47 Nella foresta di Kamyaka

La notizia del drammatico avvenimento di Jayanta si diffuse in un baleno per tutta Hastinapura. Dalle case e dai luoghi pubblici la gente cominciò a riversarsi per le strade.

  A poco a poco si formò una folla sterminata che vociando e condannando il re empio, si diresse verso la porta meridionale della città, in direzione del Gange, ove erano diretti i Pandava. Scorti i cinque fratelli tutti cominciarono a inneggiare alla loro rettitudine.

  "Duryodhana ha voluto mandarvi nella foresta," dicevano, "e noi vi seguiremo, così creeremo una vera e propria città nella foresta, spopolando Hastinapura. Permettetici di venire con voi."

  E Yudhisthira parlò loro.

  "Vi ringrazio di queste dimostrazioni di affetto, ma non potete venire con noi. Nel luogo in cui andremo a vivere non ci sarà cibo sufficiente per tutti, nè potremo permetterci comodità di alcun tipo. E non preoccupatevi. Noi ora siamo costretti a recarci nelle foreste perchè siamo legati dal debito del gioco, ma fra tredici anni torneremo e stabiliremo ciò che è giusto."

  Dopo diverso tempo la folla, a malincuore, si disperse, ma i fratelli non rimasero da soli: oltre al loro maestro Dhaumya, molti brahmana e amici fedeli non avevano accettato la proposta di tornare nelle loro case ed erano determinati a seguire i Pandava ovunque andassero.

  Giunti al grande fiume santificato dal contatto della testa di Shiva, il gruppo si ristorò, bevendone l'acqua fresca e santa. Passarono la prima notte di esilio sotto gli alberi.

  Il mattino seguente Yudhisthira, preoccupato per quegli amici che avevano dormito all'aperto, in condizioni disagevoli, cercò di convincerli a ritornare alle loro case.

  "Cari amici, voi sapete quanto la vostra compagnia mi sia cara, e quanto nei prossimi anni io avrò bisogno di parlare e ascoltare di argomenti che trattino di Brahman, la Realtà Spirituale, di cui tutti voi siete esperti. Ma la vita sarà dura, e io non voglio vedervi soffrire a causa mia.
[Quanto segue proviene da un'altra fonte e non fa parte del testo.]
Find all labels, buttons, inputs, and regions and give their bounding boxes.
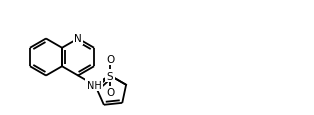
Text: O: O [106,87,114,97]
Text: S: S [107,71,113,81]
Text: S: S [106,71,114,81]
Text: O: O [106,54,114,64]
Text: NH: NH [87,80,101,90]
Text: N: N [74,34,82,44]
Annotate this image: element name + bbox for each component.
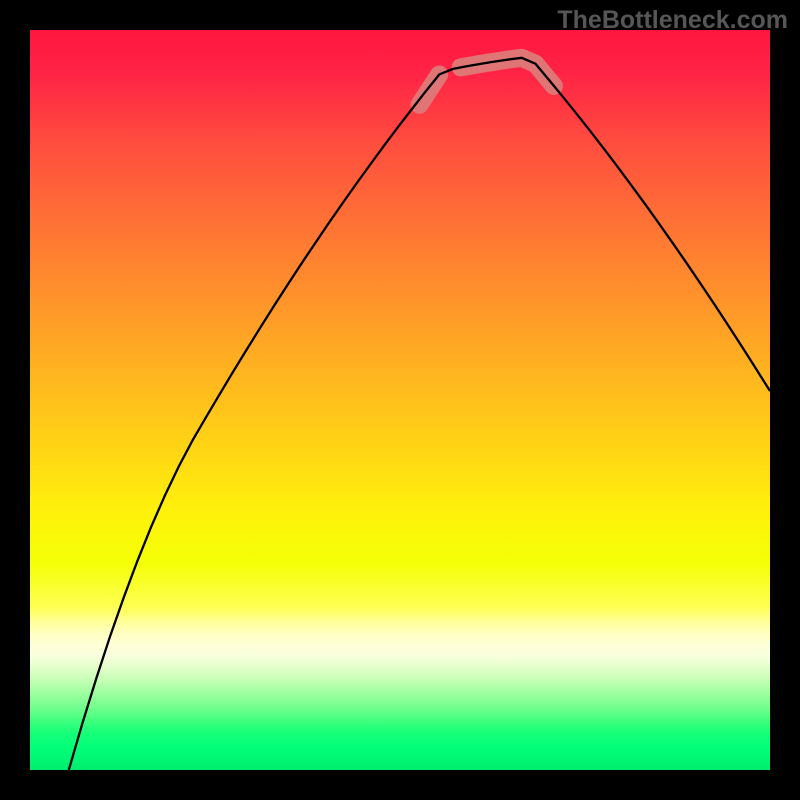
curve-layer	[30, 30, 770, 770]
marker-stroke-1	[461, 58, 554, 86]
watermark-text: TheBottleneck.com	[557, 6, 788, 35]
plot-area	[30, 30, 770, 770]
chart-canvas: TheBottleneck.com	[0, 0, 800, 800]
bottleneck-curve	[69, 58, 770, 770]
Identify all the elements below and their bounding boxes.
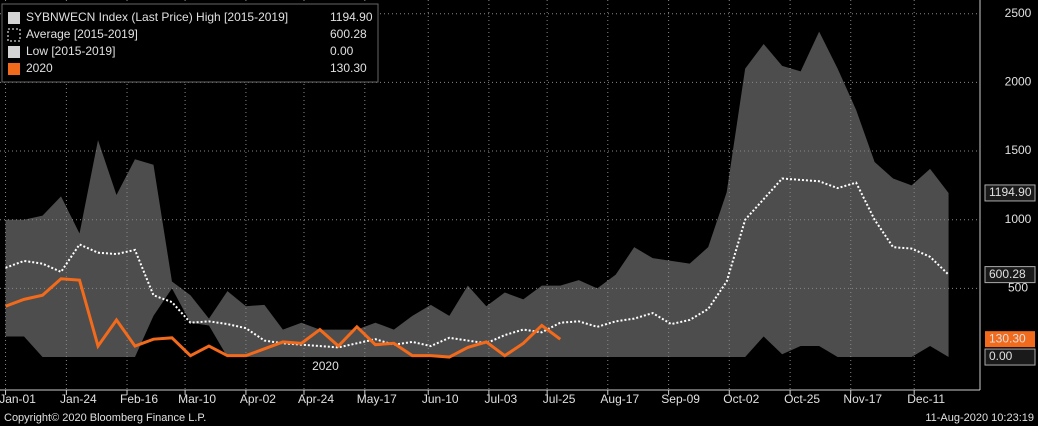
y-tick-label: 1000 bbox=[1005, 212, 1032, 226]
x-tick-label: May-17 bbox=[357, 392, 397, 406]
x-tick-label: Dec-11 bbox=[907, 392, 945, 406]
last-value-box bbox=[984, 184, 1036, 202]
x-tick-label: Apr-02 bbox=[240, 392, 276, 406]
x-tick-label: Jun-10 bbox=[422, 392, 459, 406]
x-tick-label: Jan-01 bbox=[0, 392, 36, 406]
last-value-label: 1194.90 bbox=[989, 185, 1032, 199]
footer-copyright: Copyright© 2020 Bloomberg Finance L.P. bbox=[4, 412, 206, 424]
last-value-label: 0.00 bbox=[989, 349, 1013, 363]
x-tick-label: Jul-25 bbox=[543, 392, 576, 406]
y-tick-label: 2000 bbox=[1005, 75, 1032, 89]
x-tick-label: Mar-10 bbox=[178, 392, 216, 406]
y-tick-label: 500 bbox=[1008, 281, 1028, 295]
legend-label: SYBNWECN Index (Last Price) High [2015-2… bbox=[26, 10, 288, 24]
legend-value: 600.28 bbox=[330, 27, 367, 41]
legend-swatch bbox=[8, 12, 20, 24]
y-tick-label: 1500 bbox=[1005, 143, 1032, 157]
x-tick-label: Nov-17 bbox=[843, 392, 882, 406]
line bbox=[5, 177, 950, 349]
last-value-box bbox=[985, 331, 1035, 348]
legend-box bbox=[1, 3, 379, 83]
legend-swatch bbox=[7, 28, 21, 42]
x-tick-label: Aug-17 bbox=[600, 392, 639, 406]
legend-label: Average [2015-2019] bbox=[26, 27, 138, 41]
legend-swatch bbox=[8, 46, 20, 58]
last-value-box bbox=[984, 266, 1036, 284]
legend-value: 130.30 bbox=[330, 61, 367, 75]
x-tick-label: Feb-16 bbox=[120, 392, 158, 406]
last-value-label: 130.30 bbox=[989, 331, 1026, 345]
x-tick-label: Jan-24 bbox=[60, 392, 97, 406]
legend-label: Low [2015-2019] bbox=[26, 44, 115, 58]
legend-label: 2020 bbox=[26, 61, 53, 75]
x-tick-label: Apr-24 bbox=[298, 392, 334, 406]
legend-swatch bbox=[8, 63, 20, 75]
area bbox=[5, 31, 949, 358]
x-tick-label: Sep-09 bbox=[661, 392, 700, 406]
last-value-box bbox=[984, 348, 1036, 366]
x-tick-label: Jul-03 bbox=[485, 392, 518, 406]
x-tick-label: Oct-25 bbox=[784, 392, 820, 406]
annotation: 2020 bbox=[312, 359, 339, 373]
footer-timestamp: 11-Aug-2020 10:23:19 bbox=[925, 412, 1034, 424]
legend-value: 1194.90 bbox=[330, 10, 373, 24]
last-value-label: 600.28 bbox=[989, 267, 1026, 281]
line bbox=[5, 277, 562, 359]
y-tick-label: 2500 bbox=[1005, 6, 1032, 20]
legend-value: 0.00 bbox=[330, 44, 354, 58]
x-tick-label: Oct-02 bbox=[723, 392, 759, 406]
Vi prego, tornate ad Hastina-pura."

  Ma essi rifiutarono.

  "Non preoccuparti, Yudhisthira," gli risposero. "Siamo pronti ad affrontare qualsiasi sacrificio pur di stare in vostra compagnia. Non accetteremmo mai di vivere in un regno governato dalla perfidia personificata. Sapremo trovare il sostentamento per le nostre vite."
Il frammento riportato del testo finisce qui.